EY. Kima (Dr), HS. Kimb (Prof), CY. Leec (Prof), SH. Yong*a (Prof)

a Division of Pulmonology and Critical Care, Department of Internal Medicine, Severance Hospital, Yonsei University College of Medicine, Seoul, KOREA, REPUBLIC OF ; b Division of Medical Oncology, Yonsei Cancer Center, Yonsei University College of Medicine, Seoul, KOREA, REPUBLIC OF ; c Department of Thoracic and Cardiovascular Surgery, Severance Hospital, Yonsei University College of Medicine, Seoul, KOREA, REPUBLIC OF

* roneirire@yuhs.ac


Traditionally, a bronchoscopic forcep biopsy could not remove endobronchial mass with severe inner calcification (such as pulmonary sarcoma). However, cryo-biopsy can be helpful in the removal of such lesions, both safely and effectively.

Case report:

A 74-year-old Asian woman was referred to a pulmonologist for further evaluation of chronic cough with persistent wheezing. Due to her symptom, she was initially diagnosed with uncontrolled asthma and received treatment but had minimal improvement. Sequentially, chest computed tomography (CT) was performed. CT scan revealed an approximately 2.6 cm sized lobulated lesion with punctate calcifications at the distal part of the left main bronchus, which was suspected as hamartoma or aspergilloma with calcification. Fiberoptic bronchoscopy (FOB) with cryo-biopsy was planned to simultaneously remove and confirm the pathologic diagnosis. At the first FOB, a calcified endobronchial lesion causing near-total obstruction of the left main bronchus was identified. Over hours were spent removing the calcified layer using cryoprobe to maintain airway patency. However, due to severe calcification, cannulation could not be achieved in the first attempt, so a stepwise attempt was planned. Two days later, a subsequent FOB was performed. In the second procedure, more of the mass was removed, and a severely calcified inner core was observed. We planned surgical removal for cannulation.

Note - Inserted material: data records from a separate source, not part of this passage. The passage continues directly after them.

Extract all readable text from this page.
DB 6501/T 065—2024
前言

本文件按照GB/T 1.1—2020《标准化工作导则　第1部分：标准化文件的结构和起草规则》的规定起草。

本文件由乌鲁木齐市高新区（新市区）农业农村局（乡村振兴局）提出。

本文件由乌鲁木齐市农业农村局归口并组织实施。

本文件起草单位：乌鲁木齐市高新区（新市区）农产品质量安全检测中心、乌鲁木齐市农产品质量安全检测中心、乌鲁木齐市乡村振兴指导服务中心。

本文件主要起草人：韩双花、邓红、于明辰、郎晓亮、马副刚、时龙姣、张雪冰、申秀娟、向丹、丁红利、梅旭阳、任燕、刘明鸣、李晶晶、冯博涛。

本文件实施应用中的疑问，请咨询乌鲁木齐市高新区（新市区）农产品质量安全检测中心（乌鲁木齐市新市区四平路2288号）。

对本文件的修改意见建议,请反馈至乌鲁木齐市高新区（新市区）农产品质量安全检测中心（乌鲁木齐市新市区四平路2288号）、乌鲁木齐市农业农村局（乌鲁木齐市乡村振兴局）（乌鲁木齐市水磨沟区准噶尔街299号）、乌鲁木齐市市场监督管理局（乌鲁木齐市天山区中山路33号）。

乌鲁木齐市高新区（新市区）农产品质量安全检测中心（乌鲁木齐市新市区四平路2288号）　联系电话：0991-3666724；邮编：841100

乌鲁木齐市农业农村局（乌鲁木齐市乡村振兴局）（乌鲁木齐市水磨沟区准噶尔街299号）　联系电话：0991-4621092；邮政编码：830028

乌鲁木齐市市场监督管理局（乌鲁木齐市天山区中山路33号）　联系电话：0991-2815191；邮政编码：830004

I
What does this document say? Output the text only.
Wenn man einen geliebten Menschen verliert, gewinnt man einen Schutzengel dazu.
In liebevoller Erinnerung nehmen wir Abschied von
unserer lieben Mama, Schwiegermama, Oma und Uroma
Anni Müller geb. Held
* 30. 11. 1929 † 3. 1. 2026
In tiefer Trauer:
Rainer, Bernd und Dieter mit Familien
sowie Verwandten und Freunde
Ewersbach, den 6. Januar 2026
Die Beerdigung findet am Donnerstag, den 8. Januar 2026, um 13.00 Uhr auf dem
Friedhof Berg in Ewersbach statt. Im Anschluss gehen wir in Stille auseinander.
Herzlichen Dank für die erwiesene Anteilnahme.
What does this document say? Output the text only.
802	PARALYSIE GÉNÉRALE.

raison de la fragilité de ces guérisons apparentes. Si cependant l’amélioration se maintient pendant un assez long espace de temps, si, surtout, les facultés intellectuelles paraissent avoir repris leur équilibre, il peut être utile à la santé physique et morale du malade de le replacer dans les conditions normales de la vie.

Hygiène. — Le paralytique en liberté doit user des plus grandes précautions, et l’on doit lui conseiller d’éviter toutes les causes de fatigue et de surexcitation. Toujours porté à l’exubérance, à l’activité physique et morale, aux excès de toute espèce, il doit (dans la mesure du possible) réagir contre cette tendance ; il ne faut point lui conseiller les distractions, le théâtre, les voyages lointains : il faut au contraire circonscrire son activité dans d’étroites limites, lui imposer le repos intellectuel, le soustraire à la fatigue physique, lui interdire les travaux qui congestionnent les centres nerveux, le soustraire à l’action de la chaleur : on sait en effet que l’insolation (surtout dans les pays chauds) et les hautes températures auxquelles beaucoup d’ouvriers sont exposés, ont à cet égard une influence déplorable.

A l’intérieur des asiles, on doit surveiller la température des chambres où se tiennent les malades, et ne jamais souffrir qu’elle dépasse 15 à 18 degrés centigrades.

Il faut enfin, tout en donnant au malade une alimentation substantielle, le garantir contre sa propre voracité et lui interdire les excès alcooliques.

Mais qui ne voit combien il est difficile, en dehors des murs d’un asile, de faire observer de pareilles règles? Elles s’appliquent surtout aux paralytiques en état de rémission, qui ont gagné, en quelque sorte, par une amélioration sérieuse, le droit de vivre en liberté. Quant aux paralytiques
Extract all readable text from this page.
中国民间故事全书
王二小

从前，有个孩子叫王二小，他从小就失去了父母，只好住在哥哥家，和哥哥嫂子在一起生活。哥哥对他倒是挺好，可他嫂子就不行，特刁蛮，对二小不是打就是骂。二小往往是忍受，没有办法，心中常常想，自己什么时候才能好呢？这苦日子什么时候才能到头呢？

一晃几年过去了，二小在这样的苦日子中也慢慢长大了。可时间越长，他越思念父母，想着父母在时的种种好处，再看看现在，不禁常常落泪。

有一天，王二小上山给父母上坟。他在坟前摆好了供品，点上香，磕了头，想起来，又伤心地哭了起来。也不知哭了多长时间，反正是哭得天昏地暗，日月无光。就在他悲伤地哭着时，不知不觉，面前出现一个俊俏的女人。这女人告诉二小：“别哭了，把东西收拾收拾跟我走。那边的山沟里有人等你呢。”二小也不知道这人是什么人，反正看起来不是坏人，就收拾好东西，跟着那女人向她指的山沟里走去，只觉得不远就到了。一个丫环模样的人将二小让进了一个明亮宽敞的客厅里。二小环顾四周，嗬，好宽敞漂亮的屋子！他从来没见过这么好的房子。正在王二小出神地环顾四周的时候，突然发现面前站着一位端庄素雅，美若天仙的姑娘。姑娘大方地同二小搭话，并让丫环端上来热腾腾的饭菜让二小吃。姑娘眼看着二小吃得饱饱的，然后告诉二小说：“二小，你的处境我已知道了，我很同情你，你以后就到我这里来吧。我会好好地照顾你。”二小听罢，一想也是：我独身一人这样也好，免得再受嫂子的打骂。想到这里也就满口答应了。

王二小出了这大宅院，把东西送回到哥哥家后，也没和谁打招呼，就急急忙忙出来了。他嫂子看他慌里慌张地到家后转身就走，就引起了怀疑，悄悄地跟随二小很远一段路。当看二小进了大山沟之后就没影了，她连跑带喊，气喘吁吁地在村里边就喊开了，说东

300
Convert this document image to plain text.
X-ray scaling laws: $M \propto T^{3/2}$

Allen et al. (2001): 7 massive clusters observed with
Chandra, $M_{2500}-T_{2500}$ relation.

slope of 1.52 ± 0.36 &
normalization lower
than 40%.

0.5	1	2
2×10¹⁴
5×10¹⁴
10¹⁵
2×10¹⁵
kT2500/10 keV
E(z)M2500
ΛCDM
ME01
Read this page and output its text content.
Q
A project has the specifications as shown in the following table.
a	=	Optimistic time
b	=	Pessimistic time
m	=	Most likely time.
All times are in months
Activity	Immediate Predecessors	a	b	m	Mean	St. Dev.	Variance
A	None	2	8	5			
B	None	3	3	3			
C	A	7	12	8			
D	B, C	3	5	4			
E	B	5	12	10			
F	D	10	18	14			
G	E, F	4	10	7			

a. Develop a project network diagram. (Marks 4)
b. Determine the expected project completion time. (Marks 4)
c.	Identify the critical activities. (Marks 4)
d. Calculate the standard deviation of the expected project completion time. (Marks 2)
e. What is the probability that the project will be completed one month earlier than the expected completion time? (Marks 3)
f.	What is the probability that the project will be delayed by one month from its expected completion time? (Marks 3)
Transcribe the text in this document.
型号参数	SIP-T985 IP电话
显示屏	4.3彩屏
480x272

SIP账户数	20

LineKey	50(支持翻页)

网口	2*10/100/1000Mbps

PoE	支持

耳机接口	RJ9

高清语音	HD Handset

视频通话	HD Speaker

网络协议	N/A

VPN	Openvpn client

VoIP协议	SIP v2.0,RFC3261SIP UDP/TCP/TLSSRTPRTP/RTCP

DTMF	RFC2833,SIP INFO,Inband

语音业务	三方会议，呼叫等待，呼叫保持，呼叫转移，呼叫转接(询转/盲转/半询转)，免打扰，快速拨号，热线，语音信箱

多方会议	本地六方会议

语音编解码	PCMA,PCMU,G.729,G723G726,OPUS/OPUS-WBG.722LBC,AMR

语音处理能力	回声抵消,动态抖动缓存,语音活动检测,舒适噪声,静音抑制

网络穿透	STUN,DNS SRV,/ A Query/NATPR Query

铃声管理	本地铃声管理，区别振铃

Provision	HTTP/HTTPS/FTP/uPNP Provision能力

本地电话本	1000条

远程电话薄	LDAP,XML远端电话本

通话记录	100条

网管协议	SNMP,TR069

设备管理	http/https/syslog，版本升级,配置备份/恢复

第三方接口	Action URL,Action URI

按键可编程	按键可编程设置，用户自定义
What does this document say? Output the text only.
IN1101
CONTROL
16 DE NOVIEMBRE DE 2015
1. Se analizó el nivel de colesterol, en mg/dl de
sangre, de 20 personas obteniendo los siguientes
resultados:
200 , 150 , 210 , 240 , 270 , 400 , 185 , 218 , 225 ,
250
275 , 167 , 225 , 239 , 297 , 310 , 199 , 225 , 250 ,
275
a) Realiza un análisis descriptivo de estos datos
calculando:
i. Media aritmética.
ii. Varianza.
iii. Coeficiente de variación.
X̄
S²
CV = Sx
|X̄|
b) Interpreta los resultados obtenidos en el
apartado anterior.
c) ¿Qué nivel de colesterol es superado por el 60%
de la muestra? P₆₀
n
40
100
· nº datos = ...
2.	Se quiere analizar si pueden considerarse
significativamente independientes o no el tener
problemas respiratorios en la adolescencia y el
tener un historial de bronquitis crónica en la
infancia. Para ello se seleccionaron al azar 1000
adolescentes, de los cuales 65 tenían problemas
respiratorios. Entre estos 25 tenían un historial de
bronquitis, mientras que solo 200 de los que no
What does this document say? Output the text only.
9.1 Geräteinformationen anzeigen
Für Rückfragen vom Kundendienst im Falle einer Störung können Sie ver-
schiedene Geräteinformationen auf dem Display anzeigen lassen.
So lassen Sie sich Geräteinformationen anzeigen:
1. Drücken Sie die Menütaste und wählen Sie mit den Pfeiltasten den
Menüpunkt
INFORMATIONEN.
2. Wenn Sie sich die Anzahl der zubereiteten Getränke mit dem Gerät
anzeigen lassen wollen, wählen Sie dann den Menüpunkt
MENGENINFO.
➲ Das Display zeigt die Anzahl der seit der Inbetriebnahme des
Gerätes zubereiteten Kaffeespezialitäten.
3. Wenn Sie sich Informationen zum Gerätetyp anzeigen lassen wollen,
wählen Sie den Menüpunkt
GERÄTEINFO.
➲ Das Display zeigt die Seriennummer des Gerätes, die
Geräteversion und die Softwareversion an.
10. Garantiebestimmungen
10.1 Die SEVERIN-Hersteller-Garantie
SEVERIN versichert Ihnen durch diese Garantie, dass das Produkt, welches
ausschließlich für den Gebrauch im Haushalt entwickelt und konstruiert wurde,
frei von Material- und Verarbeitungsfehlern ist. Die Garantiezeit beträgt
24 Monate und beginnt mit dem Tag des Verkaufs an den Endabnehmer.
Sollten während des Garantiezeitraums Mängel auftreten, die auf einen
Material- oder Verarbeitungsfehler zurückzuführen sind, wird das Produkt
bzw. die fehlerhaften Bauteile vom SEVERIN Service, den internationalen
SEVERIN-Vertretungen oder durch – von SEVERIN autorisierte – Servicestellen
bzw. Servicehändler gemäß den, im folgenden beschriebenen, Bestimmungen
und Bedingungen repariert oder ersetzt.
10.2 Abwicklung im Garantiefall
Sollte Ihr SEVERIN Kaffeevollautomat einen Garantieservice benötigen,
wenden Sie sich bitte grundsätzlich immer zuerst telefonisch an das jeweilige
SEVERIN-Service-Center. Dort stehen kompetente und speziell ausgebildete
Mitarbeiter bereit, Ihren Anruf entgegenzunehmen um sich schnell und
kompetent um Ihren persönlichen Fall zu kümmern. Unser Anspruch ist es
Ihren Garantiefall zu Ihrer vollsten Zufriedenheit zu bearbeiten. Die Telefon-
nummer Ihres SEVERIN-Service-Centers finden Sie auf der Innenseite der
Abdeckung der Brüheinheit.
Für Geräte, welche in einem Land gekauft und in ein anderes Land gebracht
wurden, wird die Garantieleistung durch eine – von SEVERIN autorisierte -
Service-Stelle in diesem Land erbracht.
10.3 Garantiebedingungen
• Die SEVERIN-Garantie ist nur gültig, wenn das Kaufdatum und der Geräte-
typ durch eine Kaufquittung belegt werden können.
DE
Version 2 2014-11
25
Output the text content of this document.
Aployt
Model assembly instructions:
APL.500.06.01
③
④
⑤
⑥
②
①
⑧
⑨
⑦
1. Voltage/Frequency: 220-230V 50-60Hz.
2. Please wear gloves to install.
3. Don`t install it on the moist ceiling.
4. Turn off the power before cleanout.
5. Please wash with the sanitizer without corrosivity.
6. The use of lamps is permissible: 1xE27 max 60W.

After the second approach, the final pathologic diagnosis was approved by the pathologist. Calcified endobronchial mass was primary lung synovial spindle cell sarcoma. The plan was revised, and the patient was referred to both oncologist and a thoracic surgeon for treatment of sarcoma.


Pathologic confirmation and partial removal of calcified endobronchial mass were successfully performed via stepwise cryo-biopsy. Cryo-biopsy might be an alternative method to surgery in patients with a high risk of perioperative complications with optimal safety and diagnostic power.